Burr by Brooke Lockyer

A ’90s-era Southern Ontario Gothic about holding on to the dead, voiced with plaintive urgency and macabre sensuality.

In the small town of Burr, Ontario, thirteen-year-old Jane yearns to reunite with her recently deceased father and fantasizes about tunnelling through the earth to his coffin. This leads her to bond with local eccentric Ernest, who is still reeling from the long-ago drowning of his little sister. Jane’s mother, Meredith, escapes into wildness, enacting the past on the abandoned bed that she finds in the middle of the forest, until her daughter’s disappearance spurs her into action.

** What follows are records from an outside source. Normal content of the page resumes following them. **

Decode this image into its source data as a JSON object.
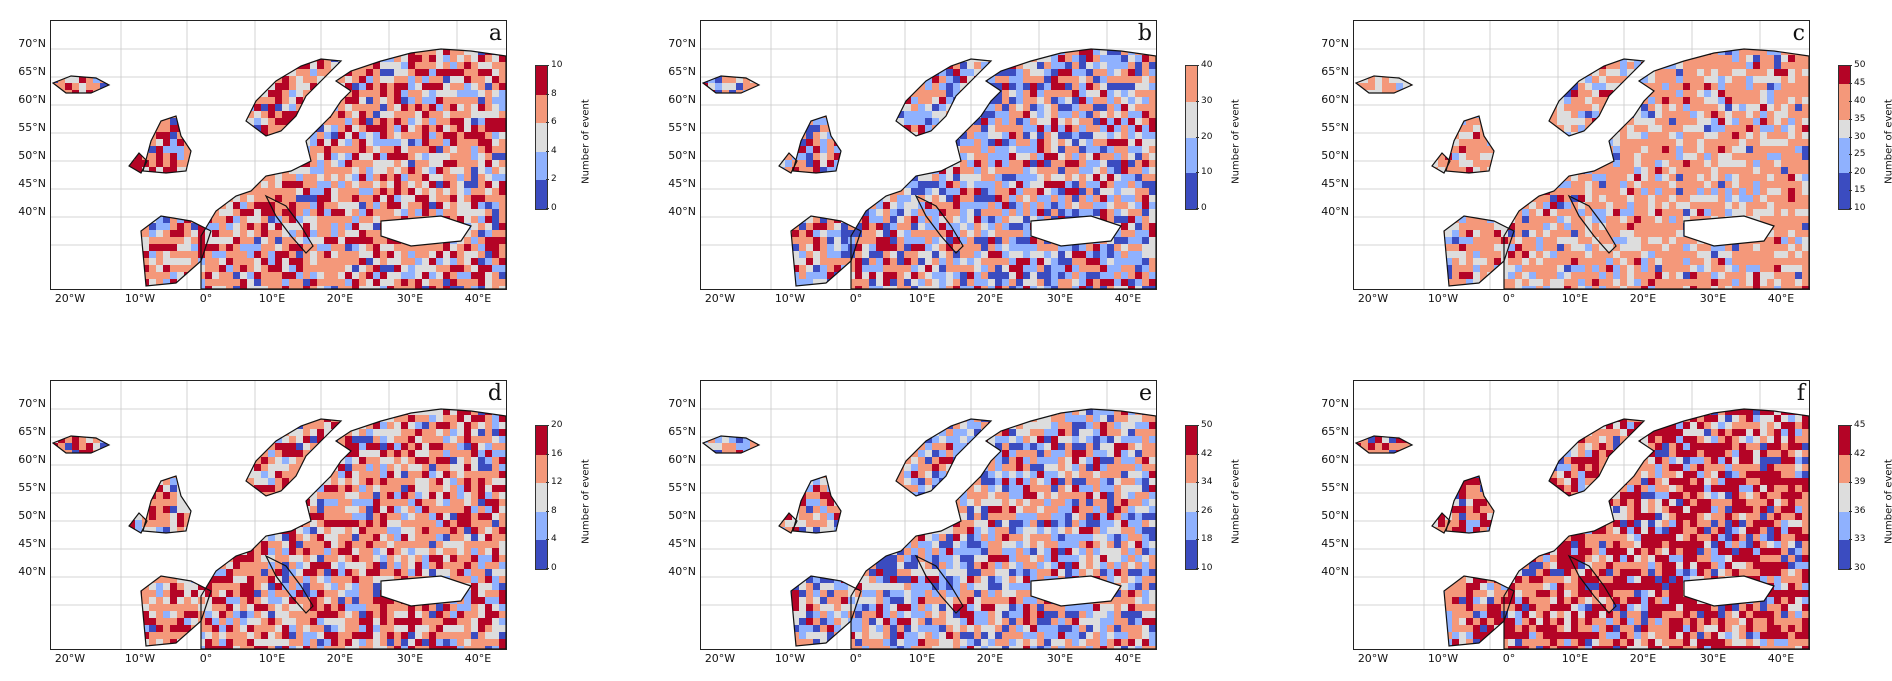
{
  "figure": {
    "lat_labels": [
      "70°N",
      "65°N",
      "60°N",
      "55°N",
      "50°N",
      "45°N",
      "40°N"
    ],
    "lon_labels": [
      "20°W",
      "10°W",
      "0°",
      "10°E",
      "20°E",
      "30°E",
      "40°E"
    ],
    "colorbar_title": "Number of event",
    "colors": [
      "#3b4cc0",
      "#8fb1fe",
      "#dddddd",
      "#f4987a",
      "#b40426"
    ]
  },
  "panels": [
    {
      "letter": "a",
      "ticks": [
        "0",
        "2",
        "4",
        "6",
        "8",
        "10"
      ],
      "palette": "warm"
    },
    {
      "letter": "b",
      "ticks": [
        "0",
        "10",
        "20",
        "30",
        "40"
      ],
      "palette": "mixed"
    },
    {
      "letter": "c",
      "ticks": [
        "10",
        "15",
        "20",
        "25",
        "30",
        "35",
        "40",
        "45",
        "50"
      ],
      "palette": "orange"
    },
    {
      "letter": "d",
      "ticks": [
        "0",
        "4",
        "8",
        "12",
        "16",
        "20"
      ],
      "palette": "warm"
    },
    {
      "letter": "e",
      "ticks": [
        "10",
        "18",
        "26",
        "34",
        "42",
        "50"
      ],
      "palette": "mixed"
    },
    {
      "letter": "f",
      "ticks": [
        "30",
        "33",
        "36",
        "39",
        "42",
        "45"
      ],
      "palette": "hot"
    }
  ]
}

The voice of the town conveys the suspicions and subliminal fears of a rural community—a chorus of whispers that reaches a fever pitch when Jane and Ernest disappear from Burr together. Throughout, the novel is haunted by Henry, a former wrestler who once stood on his bed in the middle of the night, holding up the weight of the ceiling in his sleeping hands.

Mixing realism and the fantastic, Brooke Lockyer’s debut novel investigates the nature of grief and longing that reach beyond the grave.

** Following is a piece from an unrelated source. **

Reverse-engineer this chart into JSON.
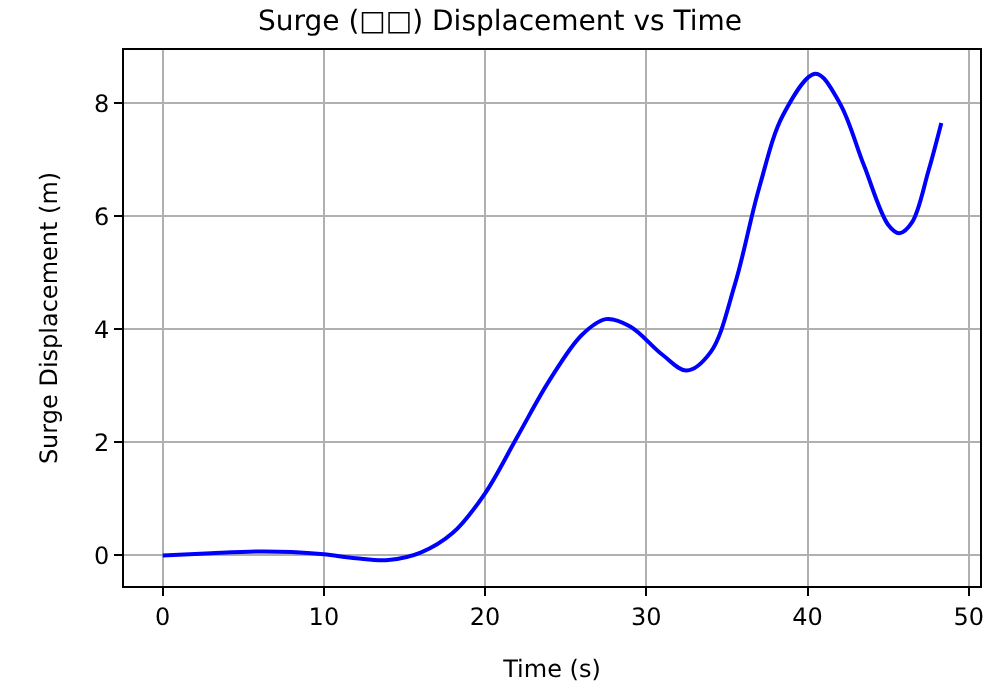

Brooke Lockyer holds a BA from Barnard College and an MA in English in the field of creative writing from the University of Toronto. She was the winner of the 2009 Hart House Literary Contest and a co-recipient of both the Peter S. Prescott and the Lenore Marshall Barnard prizes for prose. Her work has been published in Toronto Life, carte blanche, the Hart House Review, White Wall Review and Geist. She's lived in rural Japan, New York City, Bristol and the Mojave Desert. Lockyer currently resides with her family in Toronto, ON.